#BTColumn – Let the blame games begin

“The Bank of England’s (BOE) decision Wednesday to buy British bonds is being portrayed as a rebuke to new Prime Minister Liz Truss’ economic programme.

Disclaimer: The views and opinions expressed by the author(s) do not represent the official position of Barbados TODAY.

By Adrian Sobers

“The man said, ‘The woman whom you gave to be with me, she gave me fruit from the tree, and I ate.’ Then the LORD God said to the woman, ‘What is this that you have done?’ The woman said, ‘The serpent tricked me, and I ate.’” – (Genesis 3: 12–13, NRSV)

In The First Central Bank Casualty, the Editorial Board of the Wall Street Journal opens, “The Bank of England’s (BOE) decision Wednesday to buy British bonds is being portrayed as a rebuke to new Prime Minister Liz Truss’ economic programme, and BOE Governor Andrew Bailey may have meant it to be. The intervention calmed bond and equity markets, at least for now, though at the cost of showing again that central bankers are easily spooked into rescue mode.”

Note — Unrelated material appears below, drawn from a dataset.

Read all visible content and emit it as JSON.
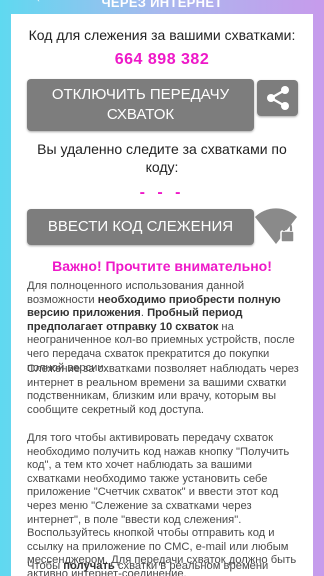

Well before a ball was kicked in Qatar, the 2022 edition of The Blame Games got underway as Ms. Truss’s economic program was used by the BOE Governor in the same
manner as the pandemic, Putin, and pesky petrol producers; namely, a convenient scapegoat to shoulder the blame as the fallout continues from the biggest failed monetary policy experiment in human history. (These folks have all gall and no shame.)

The Editorial Board continues, “The BOE’s Monetary Policy Committee wants to tighten policy to break inflation. At its last meeting it said it would be selling down its quantitative-easing bond portfolio. But the BOE’s Financial Policy Committee is now buying bonds to ease financial conditions. This can’t help the BOE’s credibility as it navigates the fraught path away from the historic monetary mistakes that have produced our current inflation.”

Etch the previous sentence in your mind, bind it continually upon thine heart and tie it about thy neck (Proverbs 6:21).

A commenter on a related piece, The Bank of England’s Blame Game, correctly pointed out that: “[what] the BOE is doing is a smaller and targeted version of QE for the pension funds. But central banks need to remember monetary policy is a blunt instrument and cannot be deployed in such a targeted way and there are consequences to deploying them.”

As hard as it is to fathom, we still have not felt the full brunt of the consequences of this historic failed monetary policy experiment. The average consumer should never, ever, ever, never lose sight of the fact that if we go the blame route, it lies squarely at the feet of our monetary masters, their muddleheaded macro models, and their political bosses/accomplices who have and continue to gorge on debt.

Federal Reserve Chairman Jerome Powell said, “Price stability is the responsibility of the Federal Reserve.” You can’t make this stuff up folks. Like I said, all gall and no shame. Translation: monetary masters will never be held accountable for the greatest failed monetary policy experiment in human history that diminished the purchasing power of your dollar.

One does not need to be an economist to understand that monetary masters bent the yield curve out of shape and forced investors (especially pension funds), as an explicit objective lest we forget, onto the riskiest part of said curve. The least our monetary masters could do is stop misleading the public about rosy recovery predictions for 2023. However, alas and alack, not even that they are willing to do.

You can bet the rent the Blame Games will continue well into 2023, long after the 2022 World Cup Champion, hopefully France, has been crowned.